Further, the focus of Bivens has never been on the injured party but the federal officer inflicting the injury. As the Supreme Court has repeatedly emphasized, "[t]he purpose of Bivens is to deter the officer." This is the right incentive: a federal agent facing personal liability for constitutional violations is less likely to commit them. And that deterrence matters -- not for the vast majority of federal officers, who do not commit constitutional violations, but for the few agents who might abuse their authority. The Supreme Court has now told such agents that they can go as far as killing a child without facing liability for damages, at least where the victim is across the border.

For anyone who encounters this kind of rogue agent, the death of Bivens is a dangerous prospect. Sergio Hernández died in the center of Paso del Norte -- a single metropolitan area comprising the twin cities of El Paso in the United States and Ciudad Juárez in Mexico. Every day, people in this community, both Mexican and American, cross from one side of the border to the other -- for work, school, church, family, and friends. People in twinned cities all along the border regularly pass between the two countries. In 2018, some 46 million people crossed the border on foot, and over 146 million crossed in cars or busses. Virtually all of these people -- Mexican, American, or otherwise -- come within firing range of armed federal officers.

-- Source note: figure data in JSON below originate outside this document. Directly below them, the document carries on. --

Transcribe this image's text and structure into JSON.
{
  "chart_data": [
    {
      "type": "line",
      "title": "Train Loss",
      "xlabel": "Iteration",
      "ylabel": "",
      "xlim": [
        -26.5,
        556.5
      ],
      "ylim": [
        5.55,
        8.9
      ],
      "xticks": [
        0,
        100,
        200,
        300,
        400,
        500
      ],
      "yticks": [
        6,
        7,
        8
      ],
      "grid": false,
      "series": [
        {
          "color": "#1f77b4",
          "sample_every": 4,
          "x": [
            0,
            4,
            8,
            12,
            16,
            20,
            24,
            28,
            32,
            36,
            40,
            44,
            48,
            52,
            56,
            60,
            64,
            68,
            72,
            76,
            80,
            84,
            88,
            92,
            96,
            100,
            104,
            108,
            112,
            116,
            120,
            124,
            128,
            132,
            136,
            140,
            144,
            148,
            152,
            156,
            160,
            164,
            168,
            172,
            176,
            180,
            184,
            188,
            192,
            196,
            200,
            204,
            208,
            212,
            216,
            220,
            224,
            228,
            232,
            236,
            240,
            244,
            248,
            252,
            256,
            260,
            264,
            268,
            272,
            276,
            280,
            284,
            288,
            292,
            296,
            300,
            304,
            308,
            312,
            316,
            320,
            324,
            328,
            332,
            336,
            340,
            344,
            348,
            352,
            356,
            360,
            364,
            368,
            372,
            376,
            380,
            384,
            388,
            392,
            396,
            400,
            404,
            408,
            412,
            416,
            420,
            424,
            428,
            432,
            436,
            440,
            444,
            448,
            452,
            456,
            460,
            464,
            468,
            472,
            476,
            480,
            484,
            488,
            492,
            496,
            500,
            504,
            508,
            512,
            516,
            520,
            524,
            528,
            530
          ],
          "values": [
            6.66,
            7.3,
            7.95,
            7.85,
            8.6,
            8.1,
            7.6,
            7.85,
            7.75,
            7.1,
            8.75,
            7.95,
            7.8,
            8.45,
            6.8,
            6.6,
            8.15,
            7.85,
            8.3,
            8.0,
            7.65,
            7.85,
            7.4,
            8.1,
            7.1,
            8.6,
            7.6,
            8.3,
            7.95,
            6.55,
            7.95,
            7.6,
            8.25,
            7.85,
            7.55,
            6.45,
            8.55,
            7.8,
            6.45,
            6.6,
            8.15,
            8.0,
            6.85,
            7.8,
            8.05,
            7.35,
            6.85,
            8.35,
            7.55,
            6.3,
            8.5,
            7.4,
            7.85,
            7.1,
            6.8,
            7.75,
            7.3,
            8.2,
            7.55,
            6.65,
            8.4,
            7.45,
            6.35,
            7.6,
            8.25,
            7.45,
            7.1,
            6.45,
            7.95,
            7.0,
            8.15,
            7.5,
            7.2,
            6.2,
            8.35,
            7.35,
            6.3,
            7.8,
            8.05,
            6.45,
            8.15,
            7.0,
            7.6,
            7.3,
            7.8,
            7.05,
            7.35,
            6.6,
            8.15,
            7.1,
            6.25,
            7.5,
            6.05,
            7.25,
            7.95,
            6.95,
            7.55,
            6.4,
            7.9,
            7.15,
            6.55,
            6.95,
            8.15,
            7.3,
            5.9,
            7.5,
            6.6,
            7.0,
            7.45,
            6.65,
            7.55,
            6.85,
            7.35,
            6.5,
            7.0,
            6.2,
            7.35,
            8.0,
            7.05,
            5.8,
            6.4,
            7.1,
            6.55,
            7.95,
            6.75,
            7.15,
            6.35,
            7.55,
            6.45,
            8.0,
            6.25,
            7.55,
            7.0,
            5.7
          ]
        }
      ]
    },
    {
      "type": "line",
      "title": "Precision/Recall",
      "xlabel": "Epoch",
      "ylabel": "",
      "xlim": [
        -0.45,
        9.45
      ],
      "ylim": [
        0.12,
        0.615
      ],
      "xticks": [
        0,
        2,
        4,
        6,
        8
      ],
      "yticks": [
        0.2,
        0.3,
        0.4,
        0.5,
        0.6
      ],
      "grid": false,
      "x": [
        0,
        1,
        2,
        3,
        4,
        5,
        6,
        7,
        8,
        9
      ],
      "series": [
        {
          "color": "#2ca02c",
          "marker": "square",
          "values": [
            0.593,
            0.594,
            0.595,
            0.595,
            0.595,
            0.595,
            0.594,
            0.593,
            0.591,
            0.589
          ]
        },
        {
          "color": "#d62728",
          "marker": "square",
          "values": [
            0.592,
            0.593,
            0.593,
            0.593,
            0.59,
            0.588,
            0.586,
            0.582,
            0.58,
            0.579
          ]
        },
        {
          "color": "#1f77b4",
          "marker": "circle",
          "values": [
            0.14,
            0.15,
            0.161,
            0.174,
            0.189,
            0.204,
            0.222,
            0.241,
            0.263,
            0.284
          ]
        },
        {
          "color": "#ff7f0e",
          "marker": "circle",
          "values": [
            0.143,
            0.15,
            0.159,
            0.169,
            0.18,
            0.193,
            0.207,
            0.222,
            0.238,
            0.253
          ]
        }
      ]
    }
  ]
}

Eliminating Bivens and the deterrent effect it provides has real-life consequences for these people, just as it would for the millions of Americans who come into contact with federal officers within the United States every day. Bivens gave practical force to constitutional protections, ensuring that unconstitutional actors could face personal consequences for their unlawful actions. The Supreme Court's Hernández decision is an unfortunate step backward that allows egregious misconduct to go unchecked. 

The authors filed an amicus brief in Hernandez v. Mesa on behalf of immigration scholars.